The industry body is seeking the Central Government’s intervention for the incorporation of increased customs duty on technical and formulation imports in the Budget 2023-24.
In a communication sent last week to Mr. Sanjay Malhotra, Secretary, Department of Revenue, Ministry of Finance, the association reiterated the concern about the surge in imports and requested corrective measures.
Mr. Harish Mehta, Senior Advisor at Crop Care Federation of India (CCFI) told Krishak Jagat, “The very concept of building a competitive economic system for the domestic industry has been hampered. There has been a 37% surge in agrochemical imports of ready-made formulations mainly by importers reaching the figure of Rs. 12,418 crores in 2020-21 from Rs. 9,096 crores in 2019-20. For the year 2021-22 the imports are to the tune of Rs. 13,365 crores as per Ministry of Commerce.”
CCFI’s recommendation for Budget 2023-24
As per CCFI, the quality of agrochemicals manufactured by indigenous manufacturers matches global standards and is being already exported to 130 countries. To push the domestic sector to the next level, the industry body has recommended four areas of improvement to the government.
Increase in Customs Duty
CCFI has suggested that non-essential imports should be stopped and simultaneously the customs duty on imports of the technical grade should be enhanced from the present 10% to 20%.

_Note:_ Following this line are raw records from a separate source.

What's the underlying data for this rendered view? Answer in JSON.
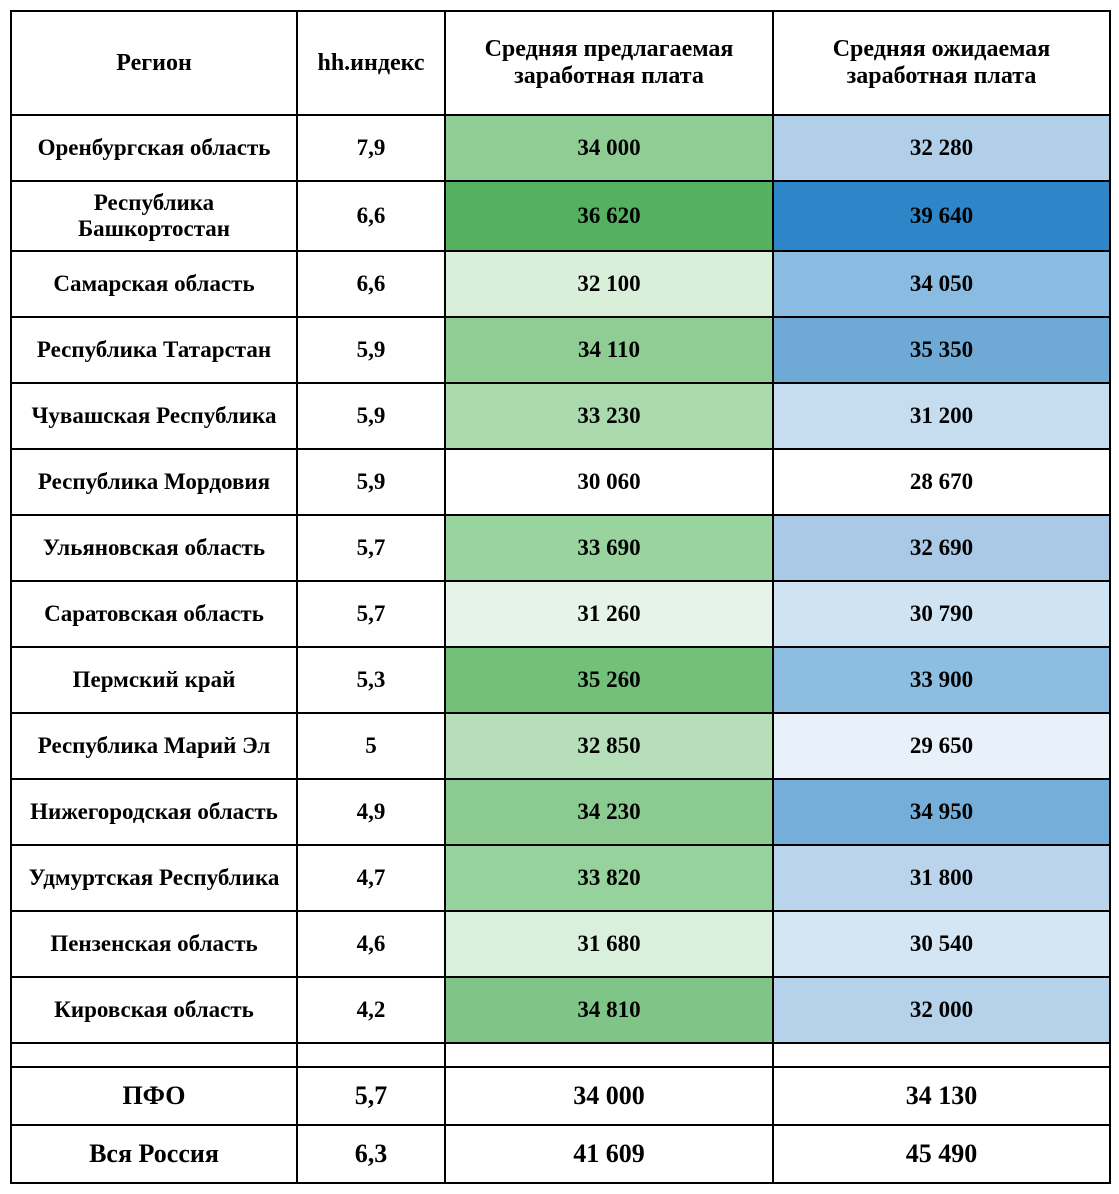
{
  "columns": [
    {
      "key": "region",
      "label": "Регион"
    },
    {
      "key": "index",
      "label": "hh.индекс"
    },
    {
      "key": "offer",
      "label": "Средняя предлагаемая заработная плата"
    },
    {
      "key": "expect",
      "label": "Средняя ожидаемая заработная плата"
    }
  ],
  "rows": [
    {
      "region": "Оренбургская область",
      "index": "7,9",
      "offer": "34 000",
      "offer_bg": "#8fcd95",
      "expect": "32 280",
      "expect_bg": "#b2cfe9"
    },
    {
      "region": "Республика Башкортостан",
      "index": "6,6",
      "offer": "36 620",
      "offer_bg": "#55b060",
      "expect": "39 640",
      "expect_bg": "#2e85c8"
    },
    {
      "region": "Самарская область",
      "index": "6,6",
      "offer": "32 100",
      "offer_bg": "#d9efda",
      "expect": "34 050",
      "expect_bg": "#8abbe1"
    },
    {
      "region": "Республика Татарстан",
      "index": "5,9",
      "offer": "34 110",
      "offer_bg": "#8fcd95",
      "expect": "35 350",
      "expect_bg": "#6fa9d6"
    },
    {
      "region": "Чувашская Республика",
      "index": "5,9",
      "offer": "33 230",
      "offer_bg": "#a9d9ac",
      "expect": "31 200",
      "expect_bg": "#c6ddf0"
    },
    {
      "region": "Республика Мордовия",
      "index": "5,9",
      "offer": "30 060",
      "offer_bg": "#ffffff",
      "expect": "28 670",
      "expect_bg": "#ffffff"
    },
    {
      "region": "Ульяновская область",
      "index": "5,7",
      "offer": "33 690",
      "offer_bg": "#99d39e",
      "expect": "32 690",
      "expect_bg": "#a9c9e6"
    },
    {
      "region": "Саратовская область",
      "index": "5,7",
      "offer": "31 260",
      "offer_bg": "#e5f4e6",
      "expect": "30 790",
      "expect_bg": "#cfe3f2"
    },
    {
      "region": "Пермский край",
      "index": "5,3",
      "offer": "35 260",
      "offer_bg": "#73c07b",
      "expect": "33 900",
      "expect_bg": "#8dbde1"
    },
    {
      "region": "Республика Марий Эл",
      "index": "5",
      "offer": "32 850",
      "offer_bg": "#b6dfb9",
      "expect": "29 650",
      "expect_bg": "#e8f1f9"
    },
    {
      "region": "Нижегородская область",
      "index": "4,9",
      "offer": "34 230",
      "offer_bg": "#8bcb92",
      "expect": "34 950",
      "expect_bg": "#75aed8"
    },
    {
      "region": "Удмуртская Республика",
      "index": "4,7",
      "offer": "33 820",
      "offer_bg": "#96d29c",
      "expect": "31 800",
      "expect_bg": "#bad4eb"
    },
    {
      "region": "Пензенская область",
      "index": "4,6",
      "offer": "31 680",
      "offer_bg": "#dbf0dc",
      "expect": "30 540",
      "expect_bg": "#d4e6f3"
    },
    {
      "region": "Кировская область",
      "index": "4,2",
      "offer": "34 810",
      "offer_bg": "#7fc587",
      "expect": "32 000",
      "expect_bg": "#b6d2ea"
    }
  ],
  "summary": [
    {
      "region": "ПФО",
      "index": "5,7",
      "offer": "34 000",
      "expect": "34 130"
    },
    {
      "region": "Вся Россия",
      "index": "6,3",
      "offer": "41 609",
      "expect": "45 490"
    }
  ],
  "style": {
    "border_color": "#000000",
    "header_bg": "#ffffff",
    "row_region_bg": "#ffffff",
    "row_index_bg": "#ffffff",
    "font_family": "Georgia, 'Times New Roman', serif",
    "header_fontsize": 24,
    "cell_fontsize": 23,
    "summary_fontsize": 26
  }
}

Likewise, custom duty on ready-made formulations must be enhanced from the present 10% to 30% to safeguard the Indian Industry. The government agrees that there has been a delta in the customs duty structure.
Mandatory registration of Technical before import of ready-made formulation
This has been one of the major pain points of the indigenous agrochemical industry as importers and traders, clandestinely import ready-made formulations which impact local manufacturers. This needs to be stopped as Indian manufacturers have the technical capability and capacity to meet the requirement.
Not to reduce GST rates on Agrochemicals
The current rate of GST on agrochemicals is at 18% and majorly covers all the goods and services procured by the industry and thereafter the product sold by the industry across the value chain are at 18%. This is in line to provide a balance and seamless flow of credit and its utilization. It also avoids the distortion caused due to inverted duty structure. This rate covers more than 90% of the goods and services which are subject to GST in the sector.
“Any reduction or exemption would result in loss of revenue estimated at Rs. 4,500 crores annually to the government, besides blocking of working capital which would increase the cost of business”, mentioned Mr. Mehta.
Inclusion of the Agrochemical sector in the PLI Scheme
CCFI has already submitted its proposal to the Secretary of Chemicals, Department of Chemicals & Petrochemicals for inclusion under the PLI Scheme. This will push India to emerge as a manufacturing hub and gain leadership.
The industry body expects an investment of Rs. 12,000 crores in the next 3 years after its implementation.
“A corpus of Rs. 500 crores should be provided by the government to follow the policy of Make in India and Atmanirbhar Bharat for which Indian manufacturers are committed”, said Mr. Mehta. The industry body is hoping that the corrective measures will be incorporated by the government and this will provide a substantial push to the domestic manufacturers to prepare for further investments.